King inherited his interest in journalism from his grandfather — a photojournalist who left King his cameras in King’s freshman year of high school. He taught King how to use a camera, and when he was in 5th grade, they took photos together for an art contest that he won for his school. King joined the student newspaper his sophomore year of high school using the cameras his grandfather left him and went on to study photojournalism at Western Kentucky University, where King says he found his love for journalism.
Before coming to UNC, King worked with The Washington Post as both the director of video and the editor of innovations from 2008 to 2011. One of his projects followed Osama Bin Laden through text, photos, motion graphics, and video. The project was started upon news of Bin Laden’s death — and was completed just days later. “That was probably one of the biggest projects that I worked on in such a short amount of time,” King says.
King also boasts a well-stamped passport, having visited more than 20 countries. He spent the summer of 2015 in Thailand, helping the Thai government use media to reduce violence. “We looked at case studies from around the world, and the way the media cover Afghanistan or gang violence in Chicago,” he says. “How could the broadcasters show less violence? How could they have opportunities for minority groups to actually have a voice?”
The future of storytelling
In the midst of his presentation at Journalism Interactive 2016, a national conference that connects leading digital media experts with educators, King leaves the stage to get something. When he comes back, he’s followed by a four-legged cart with a 360-degree camera secured on top of it. The cart is King’s creation: a tracking rover and camera capable of following a person. Its purpose is to solve one of the fundamental issues with shooting video in 360 degrees: the videographer.

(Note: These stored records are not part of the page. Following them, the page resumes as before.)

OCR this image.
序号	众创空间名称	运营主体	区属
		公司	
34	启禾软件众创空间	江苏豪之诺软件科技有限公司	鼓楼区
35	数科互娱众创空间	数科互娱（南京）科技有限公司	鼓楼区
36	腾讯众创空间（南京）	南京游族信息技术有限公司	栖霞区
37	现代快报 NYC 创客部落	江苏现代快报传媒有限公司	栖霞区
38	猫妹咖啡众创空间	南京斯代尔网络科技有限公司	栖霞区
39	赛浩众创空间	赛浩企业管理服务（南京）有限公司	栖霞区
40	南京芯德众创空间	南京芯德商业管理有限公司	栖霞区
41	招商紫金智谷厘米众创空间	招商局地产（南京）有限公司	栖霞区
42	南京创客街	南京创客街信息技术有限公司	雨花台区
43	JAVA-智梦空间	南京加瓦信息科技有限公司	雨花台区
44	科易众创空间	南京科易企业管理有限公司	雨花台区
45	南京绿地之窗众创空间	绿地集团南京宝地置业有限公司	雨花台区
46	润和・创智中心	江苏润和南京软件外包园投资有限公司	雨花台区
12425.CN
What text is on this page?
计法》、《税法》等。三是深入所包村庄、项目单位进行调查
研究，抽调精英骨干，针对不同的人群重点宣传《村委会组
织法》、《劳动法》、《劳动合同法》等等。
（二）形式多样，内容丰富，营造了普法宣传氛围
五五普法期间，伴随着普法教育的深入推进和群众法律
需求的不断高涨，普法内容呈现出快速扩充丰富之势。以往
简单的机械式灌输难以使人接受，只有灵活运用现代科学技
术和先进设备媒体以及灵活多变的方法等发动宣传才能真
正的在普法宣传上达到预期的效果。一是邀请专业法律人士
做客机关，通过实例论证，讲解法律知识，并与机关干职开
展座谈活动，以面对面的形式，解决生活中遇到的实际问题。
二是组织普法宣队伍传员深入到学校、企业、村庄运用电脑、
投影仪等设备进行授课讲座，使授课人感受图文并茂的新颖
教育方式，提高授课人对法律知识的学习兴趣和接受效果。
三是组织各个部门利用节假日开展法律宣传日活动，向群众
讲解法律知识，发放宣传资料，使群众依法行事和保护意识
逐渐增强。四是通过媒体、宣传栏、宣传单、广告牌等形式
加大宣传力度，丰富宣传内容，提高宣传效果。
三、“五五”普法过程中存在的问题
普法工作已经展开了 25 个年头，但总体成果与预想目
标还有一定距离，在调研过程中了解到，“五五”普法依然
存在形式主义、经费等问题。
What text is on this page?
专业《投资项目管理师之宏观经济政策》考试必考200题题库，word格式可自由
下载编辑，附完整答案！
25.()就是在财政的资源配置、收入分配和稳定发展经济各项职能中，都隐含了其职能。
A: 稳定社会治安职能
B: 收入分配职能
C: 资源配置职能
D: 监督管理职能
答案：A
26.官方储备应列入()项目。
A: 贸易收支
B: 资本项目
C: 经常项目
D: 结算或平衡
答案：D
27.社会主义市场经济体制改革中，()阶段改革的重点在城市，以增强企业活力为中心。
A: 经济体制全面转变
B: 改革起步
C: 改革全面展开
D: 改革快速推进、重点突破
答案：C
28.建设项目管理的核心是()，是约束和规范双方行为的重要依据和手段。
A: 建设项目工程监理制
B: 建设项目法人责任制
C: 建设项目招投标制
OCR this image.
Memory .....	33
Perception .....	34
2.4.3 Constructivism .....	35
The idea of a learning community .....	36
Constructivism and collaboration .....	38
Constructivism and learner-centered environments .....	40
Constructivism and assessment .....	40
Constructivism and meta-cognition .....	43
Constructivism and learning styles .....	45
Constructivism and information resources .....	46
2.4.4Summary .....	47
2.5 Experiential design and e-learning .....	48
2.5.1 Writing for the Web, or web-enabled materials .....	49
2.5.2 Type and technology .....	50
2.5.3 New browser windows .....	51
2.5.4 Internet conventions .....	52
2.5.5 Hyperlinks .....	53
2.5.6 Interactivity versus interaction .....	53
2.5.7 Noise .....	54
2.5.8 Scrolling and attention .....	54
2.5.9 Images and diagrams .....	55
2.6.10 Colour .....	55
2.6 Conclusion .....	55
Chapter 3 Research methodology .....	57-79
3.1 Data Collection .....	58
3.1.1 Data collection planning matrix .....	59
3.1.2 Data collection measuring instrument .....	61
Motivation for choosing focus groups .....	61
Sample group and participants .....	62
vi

King’s robot, named duCille after the late three-time Pulitzer Prize winning photojournalist Michel duCille, allows the camera to move independent of a person while still following him or her. He envisions that this will allow for a more immersive storytelling experience in everyday news.
“It could track a reporter through a scene, and the reporter could be delivering a tour of a scene like a destruction area,” King says. “They could stop and talk to somebody, the robot will stop, and the users will be able to look around and see the whole scene while it’s going on.”
The robot is part of a larger vision of King’s that includes live streaming of 360-degree video. Currently, this type of filming requires a stitching process to display correctly. Since the device is actually a combination of several cameras, the individual videos must be stitched together into a “sphere” of videos for the immersive experience to work. Usually this is done in post-production, but it is possible to do live – it’s just a lot harder to pull off.
“Traditionally, live streaming is very expensive and requires lots of computers and crew,” King says. “I’ve been able to get it down to one laptop, two cameras, and stitched in real time.” His method, which several 360 videographers have started to pick up, can do this for under $5,000.
The next step, according to King, is to take that live stitching and apply it to the robot. Due to limitations like battery weight, though, he has not been able to combine the two yet.
Finding new ways to tell stories does not stop with 360 video. King sees augmented and virtual reality both as crucial components to the future of interactive storytelling. “We, as journalists, need to be telling stories within these media and defining the ethical standard for that,” he says. “I want us to find the best ways to use technologies that are emerging as storytelling tools. How do we tell it in a way they’ve never seen before?”